Most of our readers have probably heard of examples of the stereotypical slip-and-fall lawsuit. The concept of such a lawsuit is simple: A person slips on something at a certain location, falls, suffers an injury and then attempts to hold the property owner legally responsible by pursuing a lawsuit.
The legal theory underpinning this kind of lawsuit is known as premises liability. It holds that property owners have a duty to their visitors to address safety hazards to minimize the possibility of a foreseeable accident. When they breach this duty, and a visitor is injured as a result, the property owner may be held liable for the injured person’s damages.
Premises liability basics
But, even though the basic concept of a premises liability claim may seem simple, there is more to it, even if you analyze the most basic fact pattern. For example, was the person legally on the property in question? An invited guest? A trespasser? The status of the injured party is always a factor in premises liability cases.
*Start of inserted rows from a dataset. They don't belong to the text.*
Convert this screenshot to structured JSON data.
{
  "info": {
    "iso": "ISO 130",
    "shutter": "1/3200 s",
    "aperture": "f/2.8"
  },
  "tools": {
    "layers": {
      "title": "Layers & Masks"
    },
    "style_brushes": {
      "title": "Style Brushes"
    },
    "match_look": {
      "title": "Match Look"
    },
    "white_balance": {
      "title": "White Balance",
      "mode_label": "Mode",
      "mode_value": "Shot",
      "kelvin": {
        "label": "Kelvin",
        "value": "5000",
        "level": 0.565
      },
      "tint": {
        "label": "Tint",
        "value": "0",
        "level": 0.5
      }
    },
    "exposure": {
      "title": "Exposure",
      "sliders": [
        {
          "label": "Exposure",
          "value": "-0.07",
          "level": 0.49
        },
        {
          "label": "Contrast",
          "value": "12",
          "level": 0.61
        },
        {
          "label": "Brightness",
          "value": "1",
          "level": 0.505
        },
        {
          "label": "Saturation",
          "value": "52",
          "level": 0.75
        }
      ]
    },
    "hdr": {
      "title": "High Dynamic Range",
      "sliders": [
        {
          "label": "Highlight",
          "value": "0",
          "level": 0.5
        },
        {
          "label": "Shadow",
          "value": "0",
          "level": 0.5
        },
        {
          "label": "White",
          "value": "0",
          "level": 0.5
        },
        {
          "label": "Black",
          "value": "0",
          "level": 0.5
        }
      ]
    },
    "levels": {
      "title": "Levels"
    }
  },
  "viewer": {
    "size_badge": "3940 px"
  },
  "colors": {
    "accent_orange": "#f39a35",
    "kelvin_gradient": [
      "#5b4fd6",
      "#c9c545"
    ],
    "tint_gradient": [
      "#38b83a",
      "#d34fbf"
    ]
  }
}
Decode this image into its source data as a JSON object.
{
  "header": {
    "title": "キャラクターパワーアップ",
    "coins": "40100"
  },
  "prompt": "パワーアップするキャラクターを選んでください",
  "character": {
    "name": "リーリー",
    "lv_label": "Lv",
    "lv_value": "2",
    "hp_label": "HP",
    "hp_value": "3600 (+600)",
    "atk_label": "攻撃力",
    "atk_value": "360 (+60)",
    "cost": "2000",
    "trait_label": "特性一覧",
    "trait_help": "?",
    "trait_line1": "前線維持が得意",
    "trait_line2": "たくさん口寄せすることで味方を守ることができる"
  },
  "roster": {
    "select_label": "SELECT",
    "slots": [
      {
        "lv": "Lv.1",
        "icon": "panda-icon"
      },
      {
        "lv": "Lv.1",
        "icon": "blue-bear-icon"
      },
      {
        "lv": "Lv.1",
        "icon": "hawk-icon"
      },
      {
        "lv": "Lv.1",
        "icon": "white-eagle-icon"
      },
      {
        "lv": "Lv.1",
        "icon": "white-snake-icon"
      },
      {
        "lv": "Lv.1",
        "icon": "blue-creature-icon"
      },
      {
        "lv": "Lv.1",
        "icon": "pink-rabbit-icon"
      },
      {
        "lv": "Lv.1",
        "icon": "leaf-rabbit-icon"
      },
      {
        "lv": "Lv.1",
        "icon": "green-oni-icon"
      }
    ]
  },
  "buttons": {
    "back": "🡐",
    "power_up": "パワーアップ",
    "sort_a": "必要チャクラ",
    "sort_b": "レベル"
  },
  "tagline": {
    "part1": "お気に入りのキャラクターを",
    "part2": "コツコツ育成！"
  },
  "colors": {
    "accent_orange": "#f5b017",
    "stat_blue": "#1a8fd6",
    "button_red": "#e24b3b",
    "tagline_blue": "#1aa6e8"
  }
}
Next, did the property owner actually know about the condition that led to the injury? Did the property owner choose not to correct the condition? What the property owner knew, when he knew it and what he did about it are other key factors in a premises liability claim. Lastly, can it be conclusively or convincingly proven that the fall actually caused the injury in question? Debates over pre-existing conditions, the severity of the injury and what the guest on the property did to attempt to prevent injury are also a big part of any given premises liability case.
If you suffered an injury on someone else’s property, you may be able to take action to attempt to hold the property owner legally responsible for your injuries and, as a result, pay you financial compensation. That compensation can be used to pay past and future medical bills, among other costs. Be sure to get the right information about your own unique fact pattern and the potential to pursue a claim.